Baby carrots, a boatload of celery, an onion, fresh garlic, a few sprigs of thyme, some leftover purple potatoes and chicken. Simple enough.

But oh! I saw an open bag of peas in the freezer, so I threw that in. And that random russet potato wasn’t going to do me much good all by its lonesome, so I diced it and tossed it in. And, really, did I want to cook dinner after cooking lunch? Definitely not, so I needed to make enough for later. And, oh — I should probably add bacon if I wanted my husband to eat it. Come to think of it, he’d really love it if it were less soup-like and more stew-like. Can do! A splash of milk. A handful of flour.

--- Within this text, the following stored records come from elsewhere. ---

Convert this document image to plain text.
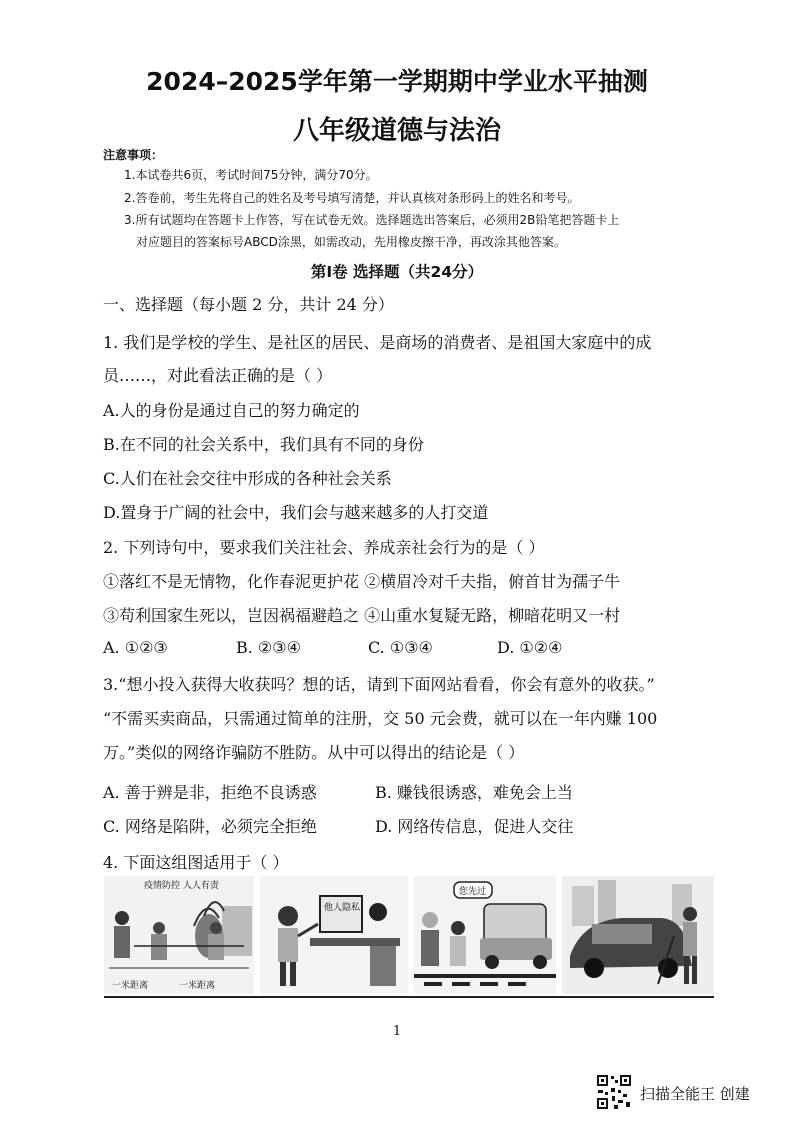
2024–2025学年第一学期期中学业水平抽测
八年级道德与法治
注意事项：
1.本试卷共6页，考试时间75分钟，满分70分。
2.答卷前，考生先将自己的姓名及考号填写清楚，并认真核对条形码上的姓名和考号。
3.所有试题均在答题卡上作答，写在试卷无效。选择题选出答案后，必须用2B铅笔把答题卡上
对应题目的答案标号ABCD涂黑，如需改动，先用橡皮擦干净，再改涂其他答案。
第Ⅰ卷 选择题（共24分）
一、选择题（每小题 2 分，共计 24 分）
1. 我们是学校的学生、是社区的居民、是商场的消费者、是祖国大家庭中的成
员……，对此看法正确的是（ ）
A.人的身份是通过自己的努力确定的
B.在不同的社会关系中，我们具有不同的身份
C.人们在社会交往中形成的各种社会关系
D.置身于广阔的社会中，我们会与越来越多的人打交道
2. 下列诗句中，要求我们关注社会、养成亲社会行为的是（ ）
①落红不是无情物，化作春泥更护花 ②横眉冷对千夫指，俯首甘为孺子牛
③苟利国家生死以，岂因祸福避趋之 ④山重水复疑无路，柳暗花明又一村
A. ①②③	B. ②③④	C. ①③④	D. ①②④
3.“想小投入获得大收获吗？想的话，请到下面网站看看，你会有意外的收获。”
“不需买卖商品，只需通过简单的注册，交 50 元会费，就可以在一年内赚 100
万。”类似的网络诈骗防不胜防。从中可以得出的结论是（ ）
A. 善于辨是非，拒绝不良诱惑	B. 赚钱很诱惑，难免会上当
C. 网络是陷阱，必须完全拒绝	D. 网络传信息，促进人交往
4. 下面这组图适用于（ ）
疫情防控 人人有责
一米距离	一米距离
他人隐私
您先过
1
扫描全能王 创建
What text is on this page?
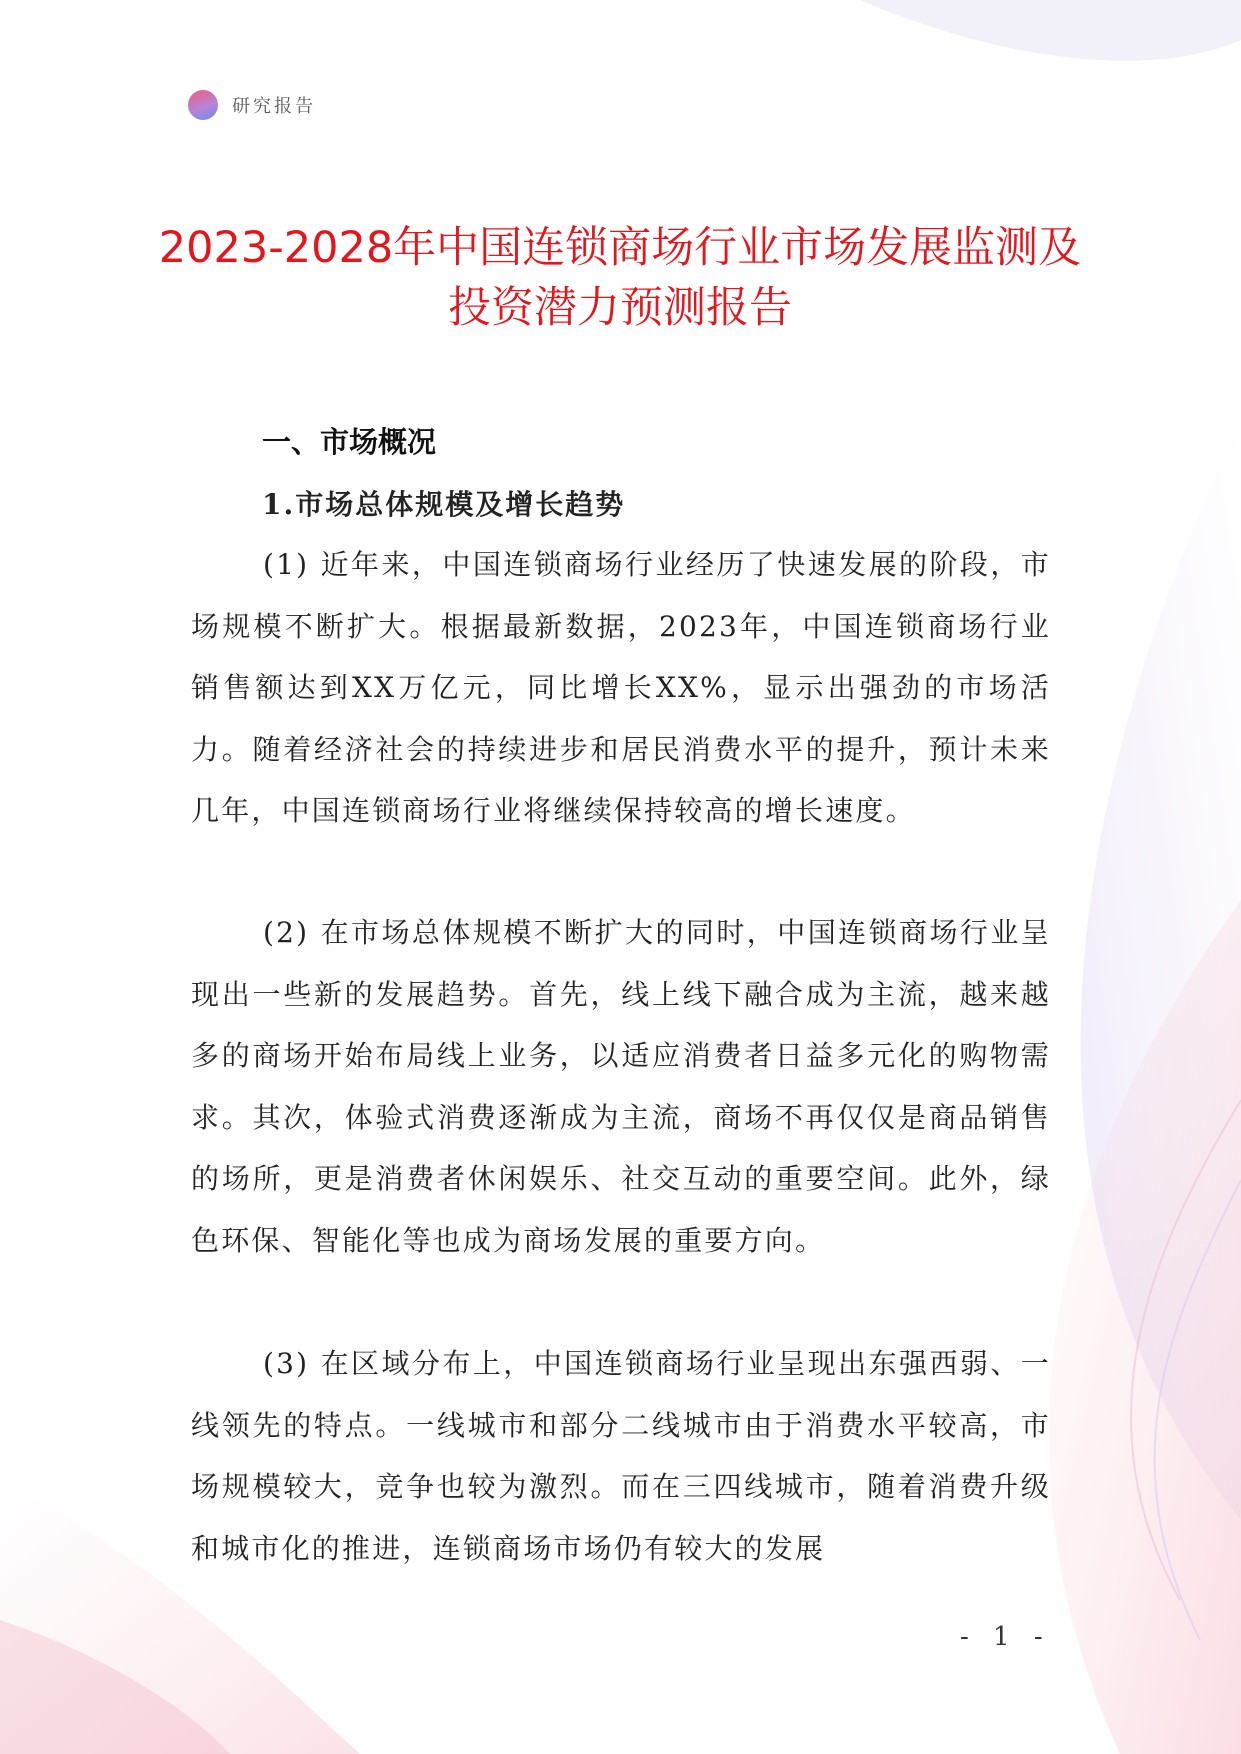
研究报告
2023-2028年中国连锁商场行业市场发展监测及投资潜力预测报告
一、市场概况
1.市场总体规模及增长趋势

(1) 近年来，中国连锁商场行业经历了快速发展的阶段，市场规模不断扩大。根据最新数据，2023年，中国连锁商场行业销售额达到XX万亿元，同比增长XX%，显示出强劲的市场活力。随着经济社会的持续进步和居民消费水平的提升，预计未来几年，中国连锁商场行业将继续保持较高的增长速度。

(2) 在市场总体规模不断扩大的同时，中国连锁商场行业呈现出一些新的发展趋势。首先，线上线下融合成为主流，越来越多的商场开始布局线上业务，以适应消费者日益多元化的购物需求。其次，体验式消费逐渐成为主流，商场不再仅仅是商品销售的场所，更是消费者休闲娱乐、社交互动的重要空间。此外，绿色环保、智能化等也成为商场发展的重要方向。

(3) 在区域分布上，中国连锁商场行业呈现出东强西弱、一线领先的特点。一线城市和部分二线城市由于消费水平较高，市场规模较大，竞争也较为激烈。而在三四线城市，随着消费升级和城市化的推进，连锁商场市场仍有较大的发展

- 1 -
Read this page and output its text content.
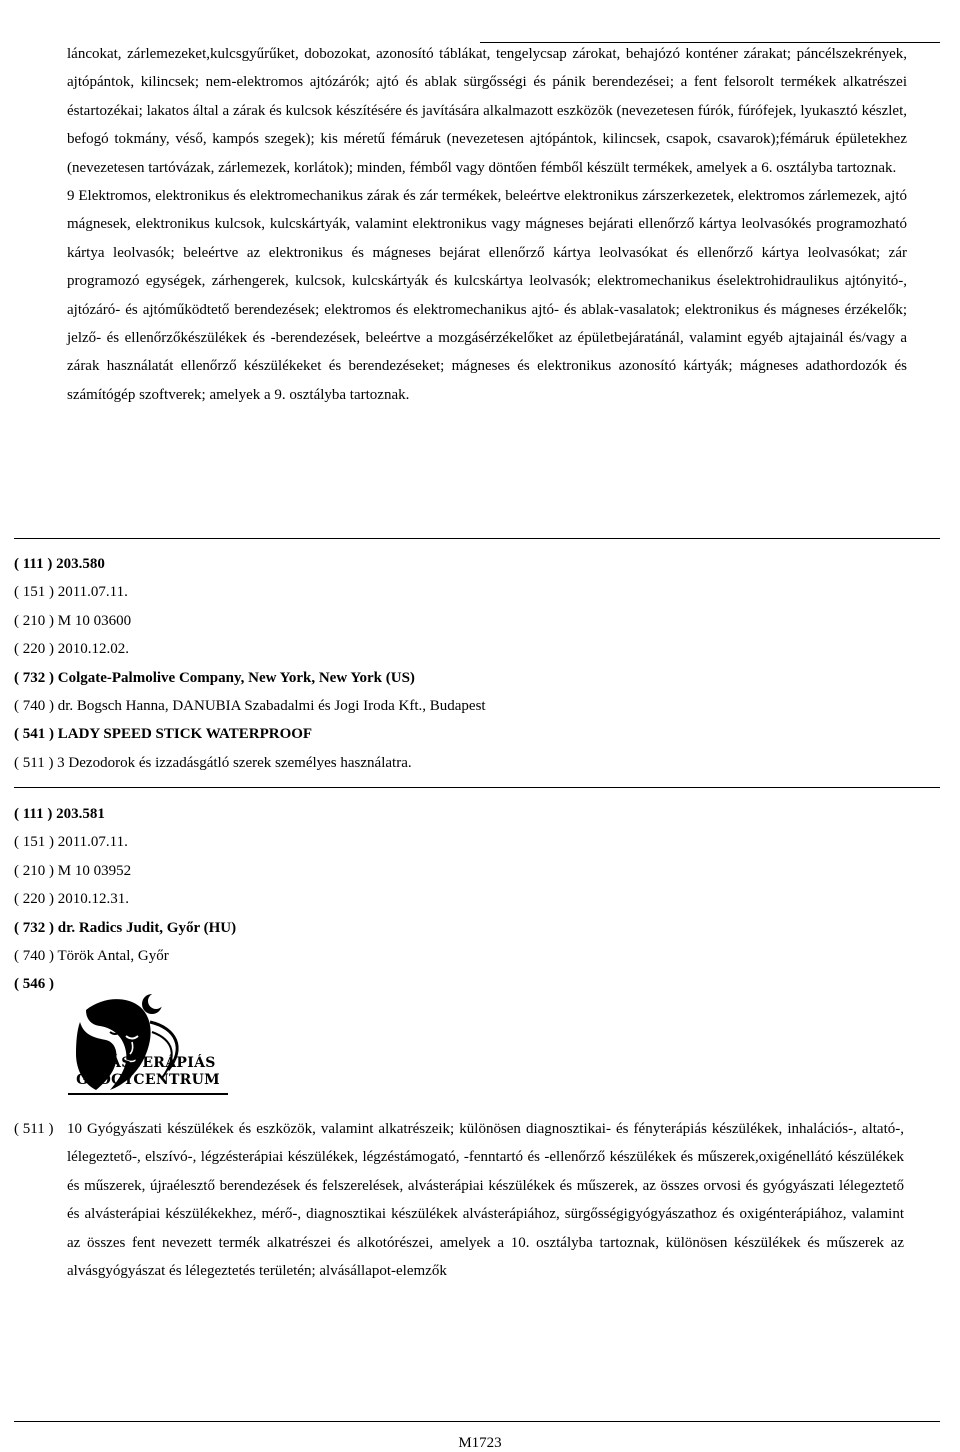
Szabadalmi Közlöny és Védjegyértesítő 116. évfolyam 16. szám, 2011.08.29.
Nemzeti lajstromozott védjegyek

láncokat, zárlemezeket,kulcsgyűrűket, dobozokat, azonosító táblákat, tengelycsap zárokat, behajózó konténer zárakat; páncélszekrények, ajtópántok, kilincsek; nem-elektromos ajtózárók; ajtó és ablak sürgősségi és pánik berendezései; a fent felsorolt termékek alkatrészei éstartozékai; lakatos által a zárak és kulcsok készítésére és javítására alkalmazott eszközök (nevezetesen fúrók, fúrófejek, lyukasztó készlet, befogó tokmány, véső, kampós szegek); kis méretű fémáruk (nevezetesen ajtópántok, kilincsek, csapok, csavarok);fémáruk épületekhez (nevezetesen tartóvázak, zárlemezek, korlátok); minden, fémből vagy döntően fémből készült termékek, amelyek a 6. osztályba tartoznak.

9 Elektromos, elektronikus és elektromechanikus zárak és zár termékek, beleértve elektronikus zárszerkezetek, elektromos zárlemezek, ajtó mágnesek, elektronikus kulcsok, kulcskártyák, valamint elektronikus vagy mágneses bejárati ellenőrző kártya leolvasókés programozható kártya leolvasók; beleértve az elektronikus és mágneses bejárat ellenőrző kártya leolvasókat és ellenőrző kártya leolvasókat; zár programozó egységek, zárhengerek, kulcsok, kulcskártyák és kulcskártya leolvasók; elektromechanikus éselektrohidraulikus ajtónyitó-, ajtózáró- és ajtóműködtető berendezések; elektromos és elektromechanikus ajtó- és ablak-vasalatok; elektronikus és mágneses érzékelők; jelző- és ellenőrzőkészülékek és -berendezések, beleértve a mozgásérzékelőket az épületbejáratánál, valamint egyéb ajtajainál és/vagy a zárak használatát ellenőrző készülékeket és berendezéseket; mágneses és elektronikus azonosító kártyák; mágneses adathordozók és számítógép szoftverek; amelyek a 9. osztályba tartoznak.

( 111 ) 203.580
( 151 ) 2011.07.11.
( 210 ) M 10 03600
( 220 ) 2010.12.02.
( 732 ) Colgate-Palmolive Company, New York, New York (US)
( 740 ) dr. Bogsch Hanna, DANUBIA Szabadalmi és Jogi Iroda Kft., Budapest
( 541 ) LADY SPEED STICK WATERPROOF
( 511 ) 3 Dezodorok és izzadásgátló szerek személyes használatra.
( 111 ) 203.581
( 151 ) 2011.07.11.
( 210 ) M 10 03952
( 220 ) 2010.12.31.
( 732 ) dr. Radics Judit, Győr (HU)
( 740 ) Török Antal, Győr
( 546 )
ALVÁSTERÁPIÁS
GYÓGYCENTRUM
( 511 ) 10 Gyógyászati készülékek és eszközök, valamint alkatrészeik; különösen diagnosztikai- és fényterápiás készülékek, inhalációs-, altató-, lélegeztető-, elszívó-, légzésterápiai készülékek, légzéstámogató, -fenntartó és -ellenőrző készülékek és műszerek,oxigénellátó készülékek és műszerek, újraélesztő berendezések és felszerelések, alvásterápiai készülékek és műszerek, az összes orvosi és gyógyászati lélegeztető és alvásterápiai készülékekhez, mérő-, diagnosztikai készülékek alvásterápiához, sürgősségigyógyászathoz és oxigénterápiához, valamint az összes fent nevezett termék alkatrészei és alkotórészei, amelyek a 10. osztályba tartoznak, különösen készülékek és műszerek az alvásgyógyászat és lélegeztetés területén; alvásállapot-elemzők
M1723
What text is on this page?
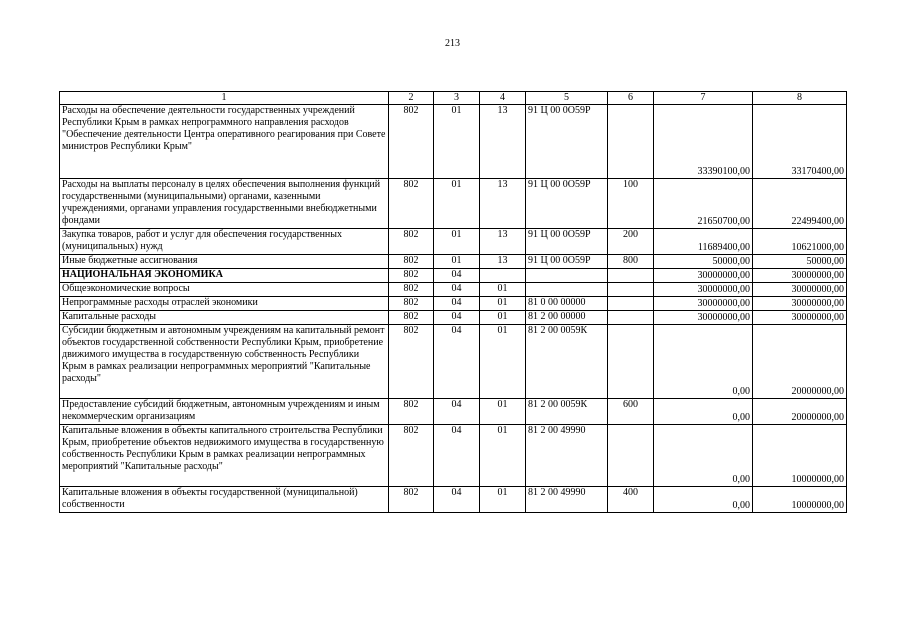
213
1	2	3	4	5	6	7	8
Расходы на обеспечение деятельности государственных учреждений Республики Крым в рамках непрограммного направления расходов "Обеспечение деятельности Центра оперативного реагирования при Совете министров Республики Крым"	802	01	13	91 Ц 00 0О59Р		33390100,00	33170400,00
Расходы на выплаты персоналу в целях обеспечения выполнения функций государственными (муниципальными) органами, казенными учреждениями, органами управления государственными внебюджетными фондами	802	01	13	91 Ц 00 0О59Р	100	21650700,00	22499400,00
Закупка товаров, работ и услуг для обеспечения государственных (муниципальных) нужд	802	01	13	91 Ц 00 0О59Р	200	11689400,00	10621000,00
Иные бюджетные ассигнования	802	01	13	91 Ц 00 0О59Р	800	50000,00	50000,00
НАЦИОНАЛЬНАЯ ЭКОНОМИКА	802	04				30000000,00	30000000,00
Общеэкономические вопросы	802	04	01			30000000,00	30000000,00
Непрограммные расходы отраслей экономики	802	04	01	81 0 00 00000		30000000,00	30000000,00
Капитальные расходы	802	04	01	81 2 00 00000		30000000,00	30000000,00
Субсидии бюджетным и автономным учреждениям на капитальный ремонт объектов государственной собственности Республики Крым, приобретение движимого имущества в государственную собственность Республики Крым в рамках реализации непрограммных мероприятий "Капитальные расходы"	802	04	01	81 2 00 0059К		0,00	20000000,00
Предоставление субсидий бюджетным, автономным учреждениям и иным некоммерческим организациям	802	04	01	81 2 00 0059К	600	0,00	20000000,00
Капитальные вложения в объекты капитального строительства Республики Крым, приобретение объектов недвижимого имущества в государственную собственность Республики Крым в рамках реализации непрограммных мероприятий "Капитальные расходы"	802	04	01	81 2 00 49990		0,00	10000000,00
Капитальные вложения в объекты государственной (муниципальной) собственности	802	04	01	81 2 00 49990	400	0,00	10000000,00
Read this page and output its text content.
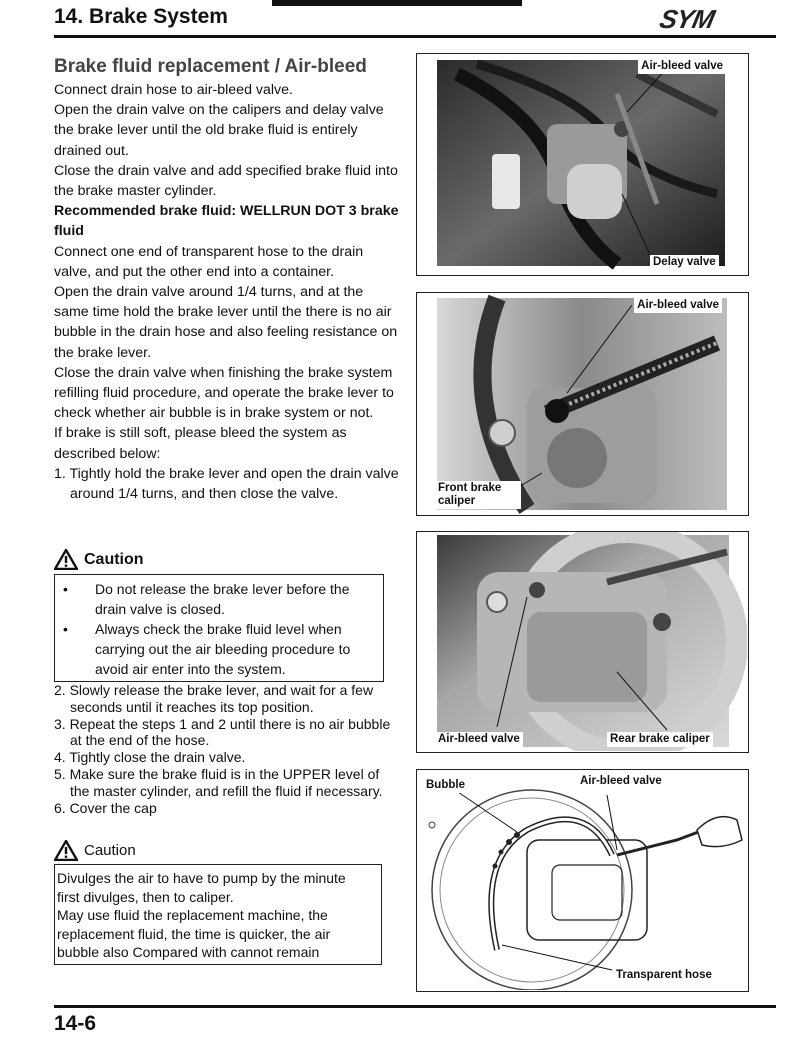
14. Brake System	SYM
Brake fluid replacement / Air-bleed

Connect drain hose to air-bleed valve.

Open the drain valve on the calipers and delay valve the brake lever until the old brake fluid is entirely drained out.

Close the drain valve and add specified brake fluid into the brake master cylinder.

Recommended brake fluid: WELLRUN DOT 3 brake fluid

Connect one end of transparent hose to the drain valve, and put the other end into a container.

Open the drain valve around 1/4 turns, and at the same time hold the brake lever until the there is no air bubble in the drain hose and also feeling resistance on the brake lever.

Close the drain valve when finishing the brake system refilling fluid procedure, and operate the brake lever to check whether air bubble is in brake system or not.

If brake is still soft, please bleed the system as described below:

1. Tightly hold the brake lever and open the drain valve around 1/4 turns, and then close the valve.

Caution
• Do not release the brake lever before the drain valve is closed.
• Always check the brake fluid level when carrying out the air bleeding procedure to avoid air enter into the system.

2. Slowly release the brake lever, and wait for a few seconds until it reaches its top position.

3. Repeat the steps 1 and 2 until there is no air bubble at the end of the hose.

4. Tightly close the drain valve.

5. Make sure the brake fluid is in the UPPER level of the master cylinder, and refill the fluid if necessary.

6. Cover the cap

Caution

Divulges the air to have to pump by the minute

first divulges, then to caliper.

May use fluid the replacement machine, the

replacement fluid, the time is quicker, the air

bubble also Compared with cannot remain

Air-bleed valve
Delay valve
Air-bleed valve
Front brake caliper
Air-bleed valve	Rear brake caliper
Bubble	Air-bleed valve
Transparent hose
14-6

An hour later, my stovetop was covered in bacon grease and I in flour. My largest pot was about a tablespoon away from overflowing, there was a hunk of onion stuck to my shoe and my tongue was basically singed from my expert taste-testing method. Just about every spice I own was decorating the countertop to my left, and a gorgeous pile of peels —onions, garlic and potatoes — was decorating the countertop to my right.

I was stirring furiously, tossing carelessly, inhaling violently.

And that’s when it hit me.

I fully expected this soup to taste fantastic. Honestly, I had zero doubt it would. This medley of bits of pieces, odds and ends, exiles and leftovers, it would be good. I knew it.

So when did I start believing that I needed a full-course meal of hope for it to be sufficient?

That solo russet potato? Pretty boring on its own. That last splash of milk in the gallon? Not super helpful in a heaping bowl of cereal.

But together, these bits and shreds of food made something worthwhile.

And so, I concluded, there will be days like today. When I take my anger out on an innocent pot of soup, and my neighbors wonder if that really-steep hill just got the best of that girl in sweats.

But that’s OK. Because yesterday, I spent an hour with someone who speaks my pain without saying a word. And this week, the nurse told me my levels were up again. And last week, God painted the sky red on our evening stroll. And the week before that, my four-year old nephew prayed for our future kids, unprovoked. And I’ll take all these shreds, and I’ll stir them together. And I’ll have a pot full of hope. And I think God might say that it’s good.